Federal authorities in the United States, Canada, and Germany have successfully dismantled the infrastructure supporting four destructive botnets that compromised more than three million Internet of Things devices, including routers and web cameras. The coordinated law enforcement action targeted Aisuru, Kimwolf, JackSkid, and Mossad—networks responsible for launching record-breaking distributed denial-of-service attacks capable of overwhelming virtually any target.

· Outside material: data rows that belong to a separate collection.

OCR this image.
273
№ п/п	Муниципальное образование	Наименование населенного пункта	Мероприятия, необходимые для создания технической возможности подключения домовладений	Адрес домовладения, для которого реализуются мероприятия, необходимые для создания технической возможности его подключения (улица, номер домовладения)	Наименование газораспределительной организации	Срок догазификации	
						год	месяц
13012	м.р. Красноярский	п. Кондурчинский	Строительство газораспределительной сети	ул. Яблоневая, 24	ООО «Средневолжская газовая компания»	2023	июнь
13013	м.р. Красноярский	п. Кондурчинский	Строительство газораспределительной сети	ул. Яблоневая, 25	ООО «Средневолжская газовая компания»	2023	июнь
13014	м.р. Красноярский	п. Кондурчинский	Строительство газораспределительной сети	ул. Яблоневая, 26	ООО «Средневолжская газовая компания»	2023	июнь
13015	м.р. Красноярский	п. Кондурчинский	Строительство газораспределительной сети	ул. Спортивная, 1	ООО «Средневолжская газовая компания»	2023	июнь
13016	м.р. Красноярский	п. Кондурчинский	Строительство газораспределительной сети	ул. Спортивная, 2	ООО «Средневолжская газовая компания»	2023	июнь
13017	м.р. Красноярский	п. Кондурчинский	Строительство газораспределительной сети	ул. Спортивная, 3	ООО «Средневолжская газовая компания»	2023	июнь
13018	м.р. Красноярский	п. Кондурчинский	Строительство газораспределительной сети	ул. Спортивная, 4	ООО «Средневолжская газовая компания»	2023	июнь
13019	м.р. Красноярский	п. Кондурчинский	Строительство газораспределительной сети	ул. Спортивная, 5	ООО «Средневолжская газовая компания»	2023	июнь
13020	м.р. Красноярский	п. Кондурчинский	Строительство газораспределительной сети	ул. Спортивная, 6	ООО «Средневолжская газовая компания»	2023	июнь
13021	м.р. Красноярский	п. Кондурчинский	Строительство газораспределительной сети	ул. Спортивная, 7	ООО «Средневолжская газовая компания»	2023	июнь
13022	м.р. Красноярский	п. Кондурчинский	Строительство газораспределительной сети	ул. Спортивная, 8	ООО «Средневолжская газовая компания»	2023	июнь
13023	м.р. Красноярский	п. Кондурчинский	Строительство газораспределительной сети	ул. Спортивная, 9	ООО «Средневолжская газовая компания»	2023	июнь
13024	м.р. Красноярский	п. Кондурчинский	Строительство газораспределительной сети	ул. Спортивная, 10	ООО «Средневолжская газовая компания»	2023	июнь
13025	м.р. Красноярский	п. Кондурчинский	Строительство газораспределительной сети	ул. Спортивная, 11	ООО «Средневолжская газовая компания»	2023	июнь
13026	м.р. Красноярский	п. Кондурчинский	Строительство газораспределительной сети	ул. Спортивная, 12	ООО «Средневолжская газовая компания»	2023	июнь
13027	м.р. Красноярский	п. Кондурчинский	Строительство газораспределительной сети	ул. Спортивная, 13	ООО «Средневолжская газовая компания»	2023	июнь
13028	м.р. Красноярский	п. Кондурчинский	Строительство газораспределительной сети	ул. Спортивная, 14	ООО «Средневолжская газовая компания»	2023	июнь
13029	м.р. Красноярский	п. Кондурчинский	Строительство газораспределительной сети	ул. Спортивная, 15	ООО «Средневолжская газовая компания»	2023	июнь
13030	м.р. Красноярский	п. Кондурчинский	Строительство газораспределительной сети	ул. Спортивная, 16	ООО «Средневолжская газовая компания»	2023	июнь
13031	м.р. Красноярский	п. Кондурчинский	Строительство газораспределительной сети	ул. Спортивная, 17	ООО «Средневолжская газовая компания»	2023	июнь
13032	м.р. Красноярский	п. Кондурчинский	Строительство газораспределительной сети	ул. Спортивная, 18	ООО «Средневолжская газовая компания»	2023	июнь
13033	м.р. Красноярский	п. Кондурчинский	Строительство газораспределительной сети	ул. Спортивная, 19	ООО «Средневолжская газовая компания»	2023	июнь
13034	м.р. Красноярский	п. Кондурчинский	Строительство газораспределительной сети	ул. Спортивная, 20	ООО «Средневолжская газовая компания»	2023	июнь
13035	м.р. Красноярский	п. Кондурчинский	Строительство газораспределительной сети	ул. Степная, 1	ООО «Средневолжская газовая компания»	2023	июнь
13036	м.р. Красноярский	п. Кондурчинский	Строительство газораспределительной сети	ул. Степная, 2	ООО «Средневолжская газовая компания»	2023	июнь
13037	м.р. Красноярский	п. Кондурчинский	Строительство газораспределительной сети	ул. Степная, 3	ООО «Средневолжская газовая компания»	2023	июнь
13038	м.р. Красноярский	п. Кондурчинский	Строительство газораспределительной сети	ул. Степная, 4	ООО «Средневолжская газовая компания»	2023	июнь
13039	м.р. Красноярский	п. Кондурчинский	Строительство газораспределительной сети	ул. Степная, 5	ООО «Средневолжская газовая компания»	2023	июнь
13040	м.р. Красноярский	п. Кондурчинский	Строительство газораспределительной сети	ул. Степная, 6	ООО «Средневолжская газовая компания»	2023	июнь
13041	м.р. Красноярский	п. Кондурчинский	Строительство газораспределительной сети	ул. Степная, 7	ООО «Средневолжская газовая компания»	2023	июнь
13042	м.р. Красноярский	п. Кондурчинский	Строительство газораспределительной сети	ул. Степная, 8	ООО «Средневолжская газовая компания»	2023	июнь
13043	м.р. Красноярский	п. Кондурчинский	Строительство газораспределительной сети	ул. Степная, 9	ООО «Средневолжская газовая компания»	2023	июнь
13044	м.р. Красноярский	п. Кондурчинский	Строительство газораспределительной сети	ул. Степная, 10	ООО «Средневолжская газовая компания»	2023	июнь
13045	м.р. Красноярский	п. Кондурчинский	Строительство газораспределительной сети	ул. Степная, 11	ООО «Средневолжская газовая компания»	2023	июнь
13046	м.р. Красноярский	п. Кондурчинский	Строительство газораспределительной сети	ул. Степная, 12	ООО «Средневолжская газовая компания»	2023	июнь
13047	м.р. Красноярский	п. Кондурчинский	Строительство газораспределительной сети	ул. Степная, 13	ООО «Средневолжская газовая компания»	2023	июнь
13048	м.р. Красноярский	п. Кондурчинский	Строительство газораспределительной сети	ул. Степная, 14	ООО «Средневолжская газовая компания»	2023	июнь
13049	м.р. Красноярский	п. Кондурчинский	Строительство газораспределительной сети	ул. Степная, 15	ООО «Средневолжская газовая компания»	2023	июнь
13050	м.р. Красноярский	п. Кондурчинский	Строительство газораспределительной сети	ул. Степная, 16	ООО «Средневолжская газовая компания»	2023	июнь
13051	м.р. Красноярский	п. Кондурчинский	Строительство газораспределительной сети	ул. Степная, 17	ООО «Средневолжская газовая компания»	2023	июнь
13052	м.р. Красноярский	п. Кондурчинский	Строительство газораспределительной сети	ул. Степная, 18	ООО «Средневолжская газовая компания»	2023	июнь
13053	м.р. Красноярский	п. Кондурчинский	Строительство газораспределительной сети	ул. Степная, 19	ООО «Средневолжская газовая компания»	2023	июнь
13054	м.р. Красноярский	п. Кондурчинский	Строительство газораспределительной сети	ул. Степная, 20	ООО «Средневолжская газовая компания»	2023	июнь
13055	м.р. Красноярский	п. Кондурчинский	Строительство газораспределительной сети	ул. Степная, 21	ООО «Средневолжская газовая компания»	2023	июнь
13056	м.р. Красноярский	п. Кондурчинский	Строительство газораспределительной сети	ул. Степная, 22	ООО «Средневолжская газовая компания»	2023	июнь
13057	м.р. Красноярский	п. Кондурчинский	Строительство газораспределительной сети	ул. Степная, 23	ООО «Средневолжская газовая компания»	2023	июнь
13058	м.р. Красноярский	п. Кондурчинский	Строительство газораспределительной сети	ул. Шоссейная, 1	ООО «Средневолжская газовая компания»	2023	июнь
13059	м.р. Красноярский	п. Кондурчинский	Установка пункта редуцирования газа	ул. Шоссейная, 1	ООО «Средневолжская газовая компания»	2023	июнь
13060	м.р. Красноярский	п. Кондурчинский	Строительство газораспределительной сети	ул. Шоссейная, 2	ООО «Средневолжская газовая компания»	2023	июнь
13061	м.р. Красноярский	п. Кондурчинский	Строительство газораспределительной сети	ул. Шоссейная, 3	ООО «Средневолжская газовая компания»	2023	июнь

Three nations dismantle four major IoT botnets
The U.S. Justice Department, working through the Department of Defense Office of Inspector General's Criminal Investigative Service, executed seizure warrants against multiple U.S.-registered domains, virtual servers, and related infrastructure used in DDoS campaigns. The botnets were responsible for hundreds of thousands of attacks, with operators frequently demanding extortion payments from victims. Some targeted organizations reported losses exceeding tens of thousands of dollars in recovery and remediation costs.
Millions of devices compromised in DDoS campaigns
Aisuru, the oldest of the four networks, issued over 200,000 attack commands, while JackSkid launched at least 90,000 strikes. Kimwolf orchestrated more than 25,000 attacks, and Mossad conducted approximately 1,000 digital assaults. Aisuru emerged in late 2024 and rapidly escalated to record-breaking attack volumes by mid-2025 as it infected new devices. The botnet later spawned Kimwolf in October 2025, introducing an innovative spreading mechanism that targeted systems protected by internal network security.
Coordinated takedown targets criminal infrastructure and operators
The vulnerability enabling Kimwolf's rapid propagation became public knowledge on January 2, 2026, when security researchers disclosed the flaw. Though this disclosure slowed Kimwolf's expansion, competing botnets have since adopted similar techniques to exploit vulnerable IoT devices. JackSkid similarly focused on compromising systems within internal networks.
Future threat landscape shifts to emerging variants
The Justice Department coordinated with the FBI's Anchorage Field Office and approximately two dozen technology companies to identify and eliminate the criminal infrastructure. Law enforcement also conducted parallel operations in Canada and Germany targeting individuals allegedly operating these botnets, though additional details remain undisclosed. The action aims to prevent further device infections and substantially reduce the botnets' capacity for future attacks.